Bhagat, K.Y.; Bose, B.; Choudhury, S.; Chowdhury, S.; Das, R.N.; Dastider, S.G.; Gupta, N.; Maji, A.; Pasquino, G.D.; Paul, S. The Generalized OTOC from Supersymmetric Quantum Mechanics—Study of Random Fluctuations from Eigenstate Representation of Correlation Functions. Symmetry2021, 13, 44.
Bhagat, K.Y.; Bose, B.; Choudhury, S.; Chowdhury, S.; Das, R.N.; Dastider, S.G.; Gupta, N.; Maji, A.; Pasquino, G.D.; Paul, S. The Generalized OTOC from Supersymmetric Quantum Mechanics—Study of Random Fluctuations from Eigenstate Representation of Correlation Functions. Symmetry 2021, 13, 44.
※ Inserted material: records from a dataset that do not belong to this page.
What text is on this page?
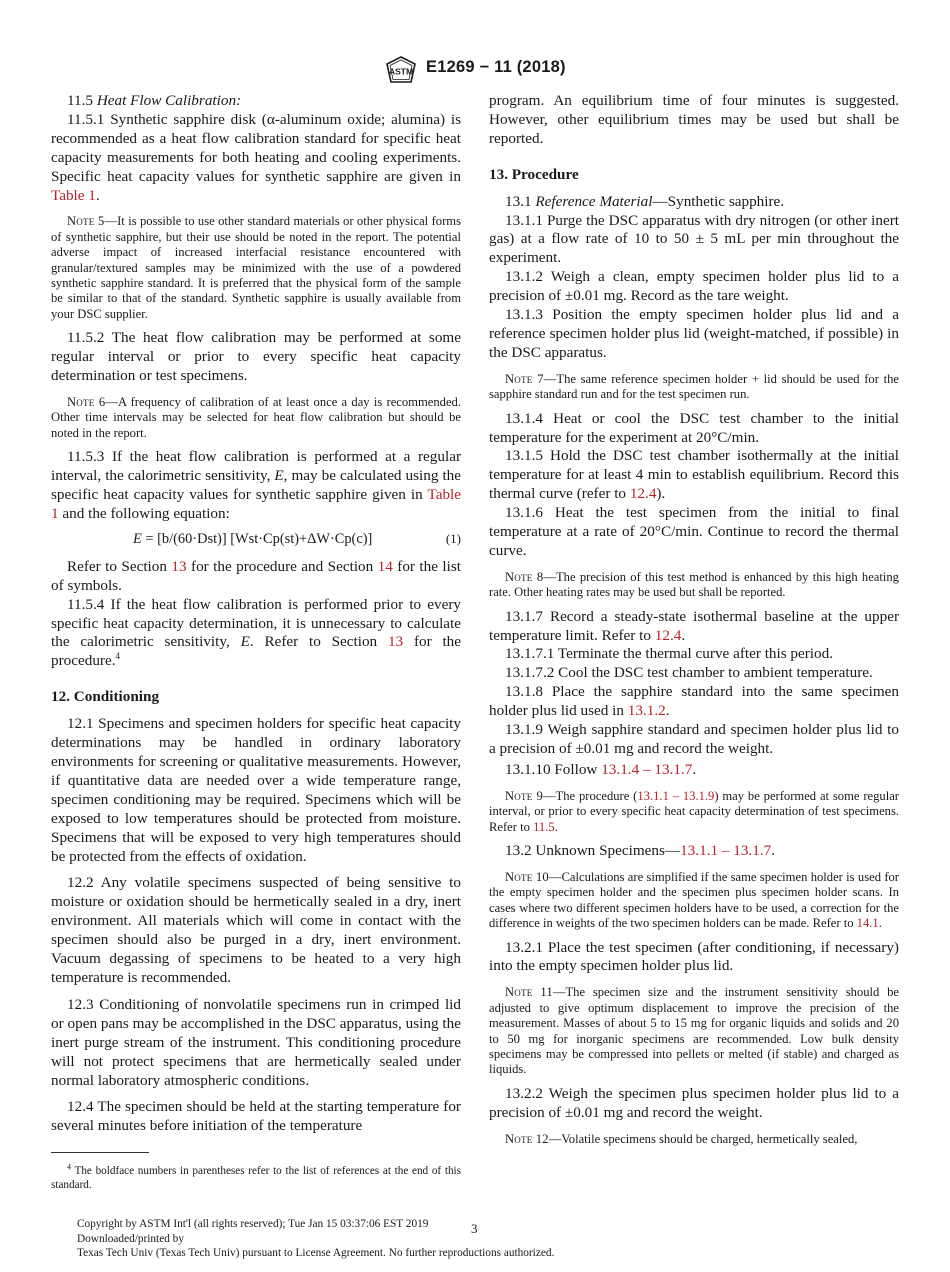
ASTM E1269 − 11 (2018)

11.5 Heat Flow Calibration:

11.5.1 Synthetic sapphire disk (α-aluminum oxide; alumina) is recommended as a heat flow calibration standard for specific heat capacity measurements for both heating and cooling experiments. Specific heat capacity values for synthetic sapphire are given in Table 1.

Note 5—It is possible to use other standard materials or other physical forms of synthetic sapphire, but their use should be noted in the report. The potential adverse impact of increased interfacial resistance encountered with granular/textured samples may be minimized with the use of a powdered synthetic sapphire standard. It is preferred that the physical form of the sample be similar to that of the standard. Synthetic sapphire is usually available from your DSC supplier.

11.5.2 The heat flow calibration may be performed at some regular interval or prior to every specific heat capacity determination or test specimens.

Note 6—A frequency of calibration of at least once a day is recommended. Other time intervals may be selected for heat flow calibration but should be noted in the report.

11.5.3 If the heat flow calibration is performed at a regular interval, the calorimetric sensitivity, E, may be calculated using the specific heat capacity values for synthetic sapphire given in Table 1 and the following equation:

E = [b/(60·Dst)] [Wst·Cp(st)+ΔW·Cp(c)]	(1)

Refer to Section 13 for the procedure and Section 14 for the list of symbols.

11.5.4 If the heat flow calibration is performed prior to every specific heat capacity determination, it is unnecessary to calculate the calorimetric sensitivity, E. Refer to Section 13 for the procedure.$^4$

12. Conditioning

12.1 Specimens and specimen holders for specific heat capacity determinations may be handled in ordinary laboratory environments for screening or qualitative measurements. However, if quantitative data are needed over a wide temperature range, specimen conditioning may be required. Specimens which will be exposed to low temperatures should be protected from moisture. Specimens that will be exposed to very high temperatures should be protected from the effects of oxidation.

12.2 Any volatile specimens suspected of being sensitive to moisture or oxidation should be hermetically sealed in a dry, inert environment. All materials which will come in contact with the specimen should also be purged in a dry, inert environment. Vacuum degassing of specimens to be heated to a very high temperature is recommended.

12.3 Conditioning of nonvolatile specimens run in crimped lid or open pans may be accomplished in the DSC apparatus, using the inert purge stream of the instrument. This conditioning procedure will not protect specimens that are hermetically sealed under normal laboratory atmospheric conditions.

12.4 The specimen should be held at the starting temperature for several minutes before initiation of the temperature

program. An equilibrium time of four minutes is suggested. However, other equilibrium times may be used but shall be reported.

13. Procedure

13.1 Reference Material—Synthetic sapphire.

13.1.1 Purge the DSC apparatus with dry nitrogen (or other inert gas) at a flow rate of 10 to 50 ± 5 mL per min throughout the experiment.

13.1.2 Weigh a clean, empty specimen holder plus lid to a precision of ±0.01 mg. Record as the tare weight.

13.1.3 Position the empty specimen holder plus lid and a reference specimen holder plus lid (weight-matched, if possible) in the DSC apparatus.

Note 7—The same reference specimen holder + lid should be used for the sapphire standard run and for the test specimen run.

13.1.4 Heat or cool the DSC test chamber to the initial temperature for the experiment at 20°C/min.

13.1.5 Hold the DSC test chamber isothermally at the initial temperature for at least 4 min to establish equilibrium. Record this thermal curve (refer to 12.4).

13.1.6 Heat the test specimen from the initial to final temperature at a rate of 20°C/min. Continue to record the thermal curve.

Note 8—The precision of this test method is enhanced by this high heating rate. Other heating rates may be used but shall be reported.

13.1.7 Record a steady-state isothermal baseline at the upper temperature limit. Refer to 12.4.

13.1.7.1 Terminate the thermal curve after this period.

13.1.7.2 Cool the DSC test chamber to ambient temperature.

13.1.8 Place the sapphire standard into the same specimen holder plus lid used in 13.1.2.

13.1.9 Weigh sapphire standard and specimen holder plus lid to a precision of ±0.01 mg and record the weight.

13.1.10 Follow 13.1.4 – 13.1.7.

Note 9—The procedure (13.1.1 – 13.1.9) may be performed at some regular interval, or prior to every specific heat capacity determination of test specimens. Refer to 11.5.

13.2 Unknown Specimens—13.1.1 – 13.1.7.

Note 10—Calculations are simplified if the same specimen holder is used for the empty specimen holder and the specimen plus specimen holder scans. In cases where two different specimen holders have to be used, a correction for the difference in weights of the two specimen holders can be made. Refer to 14.1.

13.2.1 Place the test specimen (after conditioning, if necessary) into the empty specimen holder plus lid.

Note 11—The specimen size and the instrument sensitivity should be adjusted to give optimum displacement to improve the precision of the measurement. Masses of about 5 to 15 mg for organic liquids and solids and 20 to 50 mg for inorganic specimens are recommended. Low bulk density specimens may be compressed into pellets or melted (if stable) and charged as liquids.

13.2.2 Weigh the specimen plus specimen holder plus lid to a precision of ±0.01 mg and record the weight.

Note 12—Volatile specimens should be charged, hermetically sealed,

$^4$ The boldface numbers in parentheses refer to the list of references at the end of this standard.
Copyright by ASTM Int'l (all rights reserved); Tue Jan 15 03:37:06 EST 2019
Downloaded/printed by
Texas Tech Univ (Texas Tech Univ) pursuant to License Agreement. No further reproductions authorized.
3
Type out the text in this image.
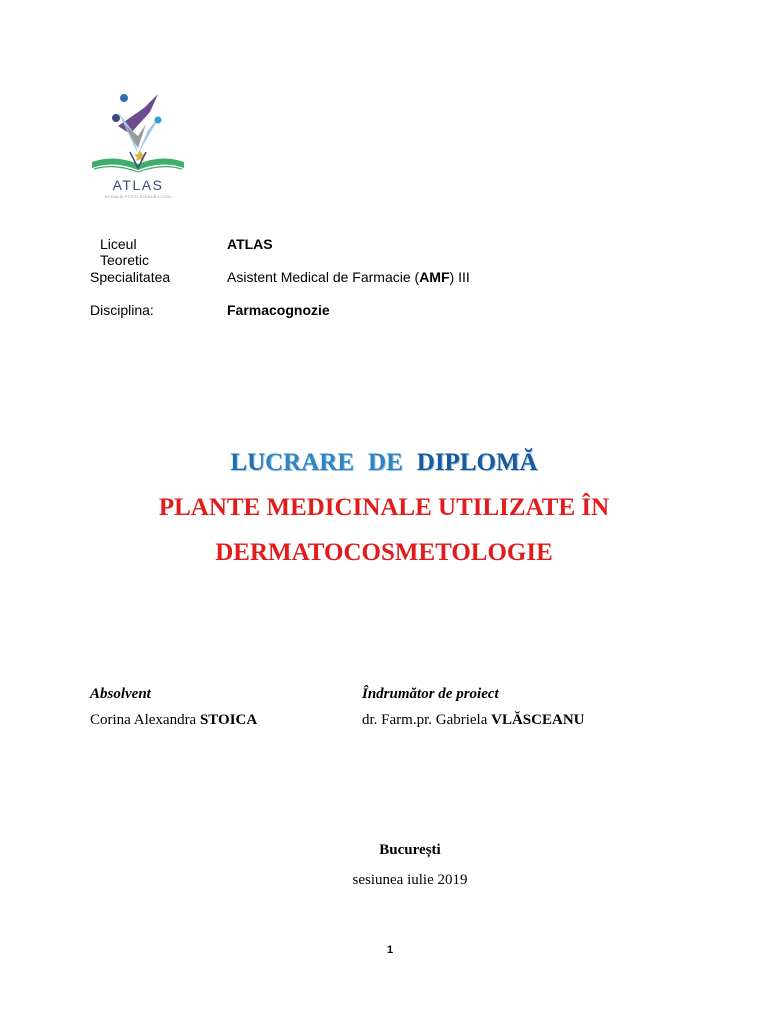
ATLAS
ȘCOALĂ POSTLICEALĂ LICEU
Liceul Teoretic
ATLAS
Specialitatea	Asistent Medical de Farmacie (AMF) III
Disciplina:	Farmacognozie
LUCRARE DE DIPLOMĂ
PLANTE MEDICINALE UTILIZATE ÎN
DERMATOCOSMETOLOGIE
Absolvent
Corina Alexandra STOICA
Îndrumător de proiect
dr. Farm.pr. Gabriela VLĂSCEANU
București
sesiunea iulie 2019
1
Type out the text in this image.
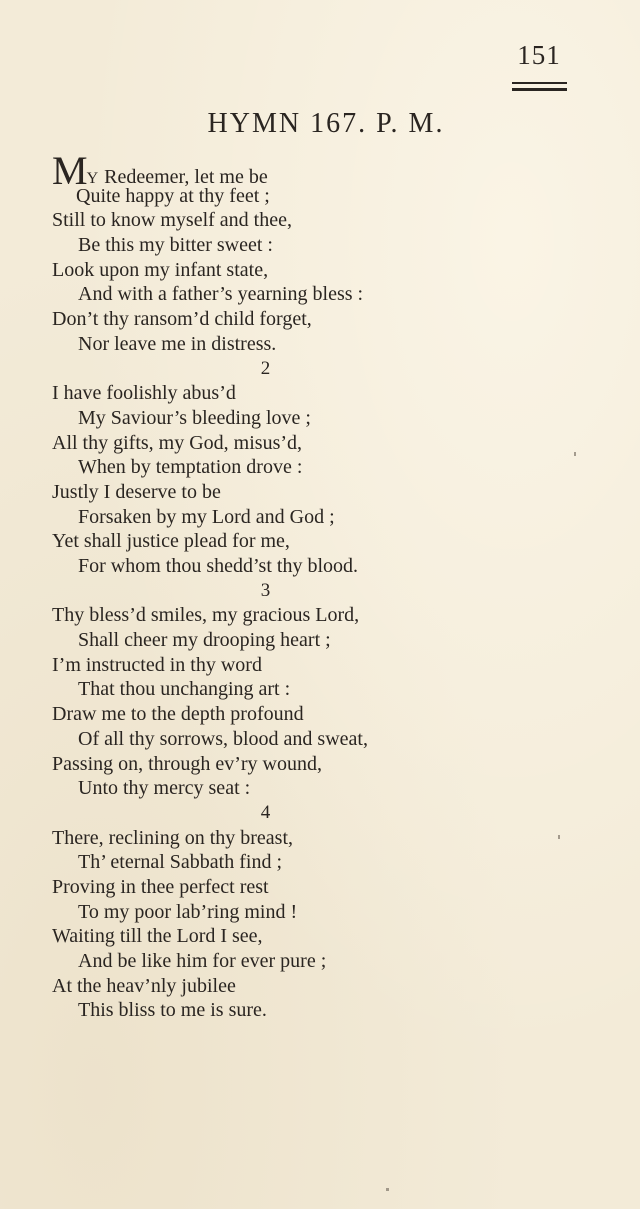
151
HYMN 167. P. M.
MY Redeemer, let me be
Quite happy at thy feet ;
Still to know myself and thee,
Be this my bitter sweet :
Look upon my infant state,
And with a father’s yearning bless :
Don’t thy ransom’d child forget,
Nor leave me in distress.
2
I have foolishly abus’d
My Saviour’s bleeding love ;
All thy gifts, my God, misus’d,
When by temptation drove :
Justly I deserve to be
Forsaken by my Lord and God ;
Yet shall justice plead for me,
For whom thou shedd’st thy blood.
3
Thy bless’d smiles, my gracious Lord,
Shall cheer my drooping heart ;
I’m instructed in thy word
That thou unchanging art :
Draw me to the depth profound
Of all thy sorrows, blood and sweat,
Passing on, through ev’ry wound,
Unto thy mercy seat :
4
There, reclining on thy breast,
Th’ eternal Sabbath find ;
Proving in thee perfect rest
To my poor lab’ring mind !
Waiting till the Lord I see,
And be like him for ever pure ;
At the heav’nly jubilee
This bliss to me is sure.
The concept of out-of-time-ordered correlation (OTOC) function is treated as a very strong theoretical probe of quantum randomness, using which one can study both chaotic and non-chaotic phenomena in the context of quantum statistical mechanics. In this paper, we define a general class of OTOC, which can perfectly capture quantum randomness phenomena in a better way. Further we demonstrate an equivalent formalism of computation
using a general time independent Hamiltonian having well defined eigenstate representation for integrable supersymmetric quantum systems. We found that one needs to consider two new correlators apart from the usual one to have a complete quantum description. To visualize the impact of the given formalism we consider the two well known models viz. Harmonic Oscillator and one dimensional potential well within the framework of supersymmetry. For the Harmonic Oscillator case we obtain similar periodic time dependence
but dissimilar parameter dependences compared to the results obtained from both microcanonical and canonical ensembles in quantum mechanics without supersymmetry. On the other hand, for one dimensional potential well problem we found significantly different time scale and the other parameter dependence compared to the results obtained from non-supersymmetric quantum mechanics. Finally, to establish the consistency of the prescribed formalism in the classical limit, we demonstrate the phase space averaged version of the classical version of OTOCs from a model independent Hamiltonian along with the previously mentioned these well cited models.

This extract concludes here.